MDOT argued the GTLA waives the government’s suit immunity for “bodily injury” claims only, not any broader claims associated with such injury. MDOT cited Weschler v. Mecosta County Rd. Comm’n, 480 Mich. 75, 85 (2008), which defined the term “bodily injury” under the GTLA’s motor vehicle exception as “physical or corporeal injury to the body”. Weschler held “loss of consortium” was not recoverable under the “motor vehicle exception”. Id.
In a published opinion, the Court of Appeals held that work-loss benefits and benefits for ordinary and necessary services that exceed the statutory personal protection insurance benefit maximum pursuant to MCL 500.3135(3) are awardable against governmental entities. (Under the No-Fault Act there is a provision allowing for recovery of damages in excess of the daily, monthly, and three-year limitations contained in the No-Fault Act (MCL 500.3107 through MCL 500.3110)).

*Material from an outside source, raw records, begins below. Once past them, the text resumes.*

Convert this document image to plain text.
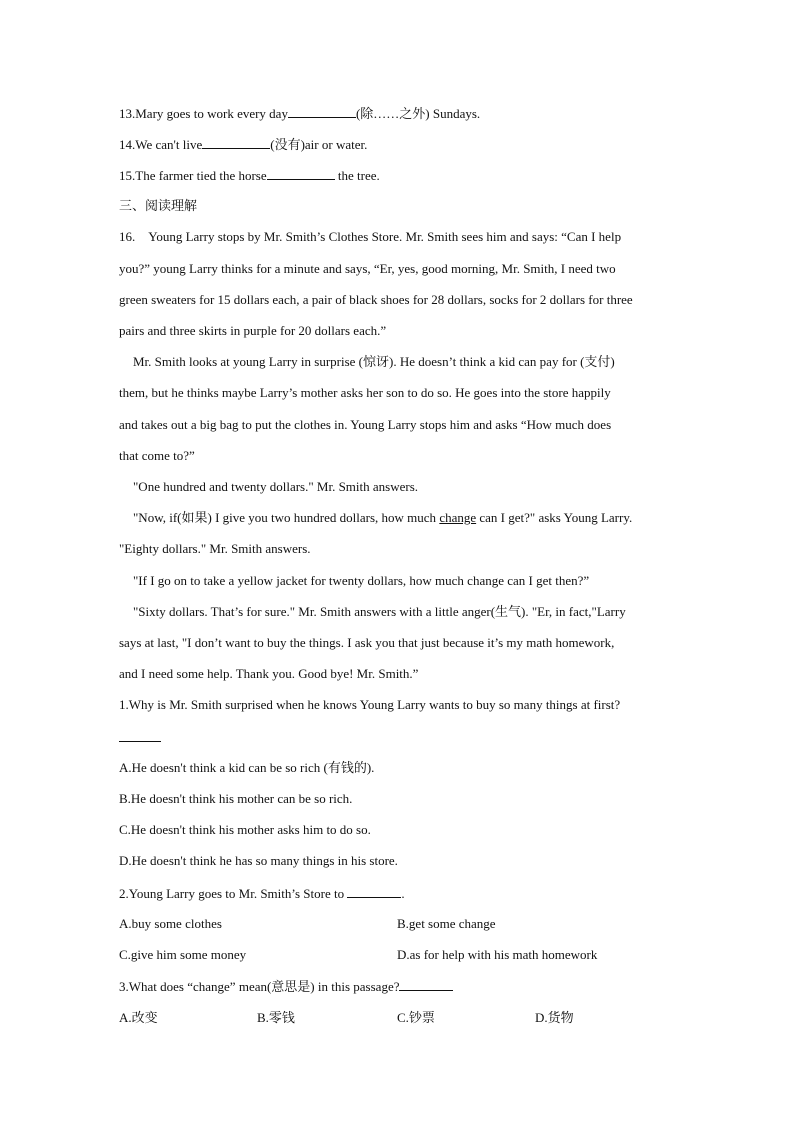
13.Mary goes to work every day	(除……之外) Sundays.
14.We can't live	(没有)air or water.
15.The farmer tied the horse	the tree.
三、阅读理解
16.　Young Larry stops by Mr. Smith’s Clothes Store. Mr. Smith sees him and says: “Can I help
you?” young Larry thinks for a minute and says, “Er, yes, good morning, Mr. Smith, I need two
green sweaters for 15 dollars each, a pair of black shoes for 28 dollars, socks for 2 dollars for three
pairs and three skirts in purple for 20 dollars each.”
Mr. Smith looks at young Larry in surprise (惊讶). He doesn’t think a kid can pay for (支付)
them, but he thinks maybe Larry’s mother asks her son to do so. He goes into the store happily
and takes out a big bag to put the clothes in. Young Larry stops him and asks “How much does
that come to?”
"One hundred and twenty dollars." Mr. Smith answers.
"Now, if(如果) I give you two hundred dollars, how much change can I get?" asks Young Larry.
"Eighty dollars." Mr. Smith answers.
"If I go on to take a yellow jacket for twenty dollars, how much change can I get then?”
"Sixty dollars. That’s for sure." Mr. Smith answers with a little anger(生气). "Er, in fact,"Larry
says at last, "I don’t want to buy the things. I ask you that just because it’s my math homework,
and I need some help. Thank you. Good bye! Mr. Smith.”
1.Why is Mr. Smith surprised when he knows Young Larry wants to buy so many things at first?
A.He doesn't think a kid can be so rich (有钱的).
B.He doesn't think his mother can be so rich.
C.He doesn't think his mother asks him to do so.
D.He doesn't think he has so many things in his store.
2.Young Larry goes to Mr. Smith’s Store to	.
A.buy some clothes	B.get some change
C.give him some money	D.as for help with his math homework
3.What does “change” mean(意思是) in this passage?
A.改变	B.零钱	C.钞票	D.货物
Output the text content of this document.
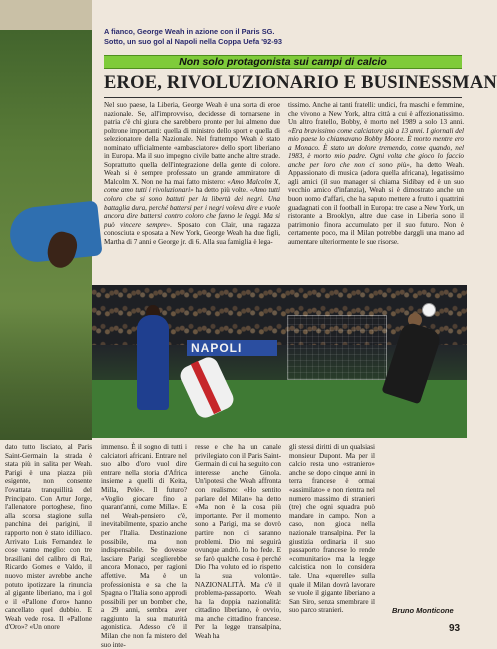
A fianco, George Weah in azione con il Paris SG.
Sotto, un suo gol al Napoli nella Coppa Uefa '92-93
Non solo protagonista sui campi di calcio
EROE, RIVOLUZIONARIO E BUSINESSMAN

Nel suo paese, la Liberia, George Weah è una sorta di eroe nazionale. Se, all'improvviso, decidesse di tornarsene in patria c'è chi giura che sarebbero pronte per lui almeno due poltrone importanti: quella di ministro dello sport e quella di selezionatore della Nazionale. Nel frattempo Weah è stato nominato ufficialmente «ambasciatore» dello sport liberiano in Europa. Ma il suo impegno civile batte anche altre strade. Soprattutto quella dell'integrazione della gente di colore. Weah si è sempre professato un grande ammiratore di Malcolm X. Non ne ha mai fatto mistero: «Amo Malcolm X, come amo tutti i rivoluzionari» ha detto più volte. «Amo tutti coloro che si sono battuti per la libertà dei negri. Una battaglia dura, perché battersi per i negri voleva dire e vuole ancora dire battersi contro coloro che fanno le leggi. Ma si può vincere sempre». Sposato con Clair, una ragazza conosciuta e sposata a New York, George Weah ha due figli, Martha di 7 anni e George jr. di 6. Alla sua famiglia è lega-

tissimo. Anche ai tanti fratelli: undici, fra maschi e femmine, che vivono a New York, altra città a cui è affezionatissimo. Un altro fratello, Bobby, è morto nel 1989 a solo 13 anni. «Era bravissimo come calciatore già a 13 anni. I giornali del mio paese lo chiamavano Bobby Moore. È morto mentre ero a Monaco. È stato un dolore tremendo, come quando, nel 1983, è morto mio padre. Ogni volta che gioco lo faccio anche per loro che non ci sono più», ha detto Weah. Appassionato di musica (adora quella africana), legatissimo agli amici (il suo manager si chiama Sidibay ed è un suo vecchio amico d'infanzia), Weah si è dimostrato anche un buon uomo d'affari, che ha saputo mettere a frutto i quattrini guadagnati con il football in Europa: tre case a New York, un ristorante a Brooklyn, altre due case in Liberia sono il patrimonio finora accumulato per il suo futuro. Non è certamente poco, ma il Milan potrebbe darggli una mano ad aumentare ulteriormente le sue risorse.

NAPOLI
dato tutto lisciato, al Paris Saint-Germain la strada è stata più in salita per Weah. Parigi è una piazza più esigente, non consente l'ovattata tranquillità del Principato. Con Artur Jorge, l'allenatore portoghese, fino alla scorsa stagione sulla panchina dei parigini, il rapporto non è stato idilliaco. Arrivato Luis Fernandez le cose vanno meglio: con tre brasiliani del calibro di Raì, Ricardo Gomes e Valdo, il nuovo mister avrebbe anche potuto ipotizzare la rinuncia al gigante liberiano, ma i gol e il «Pallone d'oro» hanno cancellato quel dubbio. E Weah vede rosa. Il «Pallone d'Oro»? «Un onore
immenso. È il sogno di tutti i calciatori africani. Entrare nel suo albo d'oro vuol dire entrare nella storia d'Africa insieme a quelli di Keita, Milla, Pelé». Il futuro? «Voglio giocare fino a quarant'anni, come Milla». E nel Weah-pensiero c'è, inevitabilmente, spazio anche per l'Italia. Destinazione possibile, ma non indispensabile. Se dovesse lasciare Parigi sceglierebbe ancora Monaco, per ragioni affettive. Ma è un professionista e sa che la Spagna o l'Italia sono approdi possibili per un bomber che, a 29 anni, sembra aver raggiunto la sua maturità agonistica. Adesso c'è il Milan che non fa mistero del suo inte-
resse e che ha un canale privilegiato con il Paris Saint-Germain di cui ha seguito con interesse anche Ginola. Un'ipotesi che Weah affronta con realismo: «Ho sentito parlare del Milan» ha detto «Ma non è la cosa più importante. Per il momento sono a Parigi, ma se dovrò partire non ci saranno problemi. Dio mi seguirà ovunque andrò. Io ho fede. E se farò qualche cosa è perché Dio l'ha voluto ed io rispetto la sua volontà». NAZIONALITÀ. Ma c'è il problema-passaporto. Weah ha la doppia nazionalità: cittadino liberiano, è ovvio, ma anche cittadino francese. Per la legge transalpina, Weah ha
gli stessi diritti di un qualsiasi monsieur Dupont. Ma per il calcio resta uno «straniero» anche se dopo cinque anni in terra francese è ormai «assimilato» e non rientra nel numero massimo di stranieri (tre) che ogni squadra può mandare in campo. Non a caso, non gioca nella nazionale transalpina. Per la giustizia ordinaria il suo passaporto francese lo rende «comunitario» ma la legge calcistica non lo considera tale. Una «querelle» sulla quale il Milan dovrà lavorare se vuole il gigante liberiano a San Siro, senza smembrare il suo parco stranieri.	Bruno Monticone
93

The Court of Appeals also affirmed the trial court’s determination to award Plaintiff “lost earning potential” as a dental hygienist even though, before her injury, she had not yet completed her education in that field of study. Hannay v. MDOT.COA.Opinion
In its grant order, the Supreme Court requests briefing on the issues of whether economic damages in the form of “wage loss” are recoverable under the GTLA’s motor vehicle exception (citing Weschler), and, if so, referring to the Court of Appeals ruling affirming the trial court’s award of “projected earnings”, whether loss of income from work, only, or lost earning capacity may be awarded. Read the Court’s order here: Hannay v. MDOT
This is a significant case likely to garner much attention. MDOT’s argument is in line with the jurisdictional principle adhered to in Michigan concerning governmental immunity, and with the strict interpretation to be given to provisions waiving the government’s suit immunity. If one adheres strictly to these principles, then the No-Fault Act would likely yield to the narrow confines of liability that can be imposed against the government under the GTLA.
The Court invites Insurance Institute of Michigan, Michigan Association of Justice, and the Michigan Defense Trial Counsel to submit briefs amicus curiae to address the question.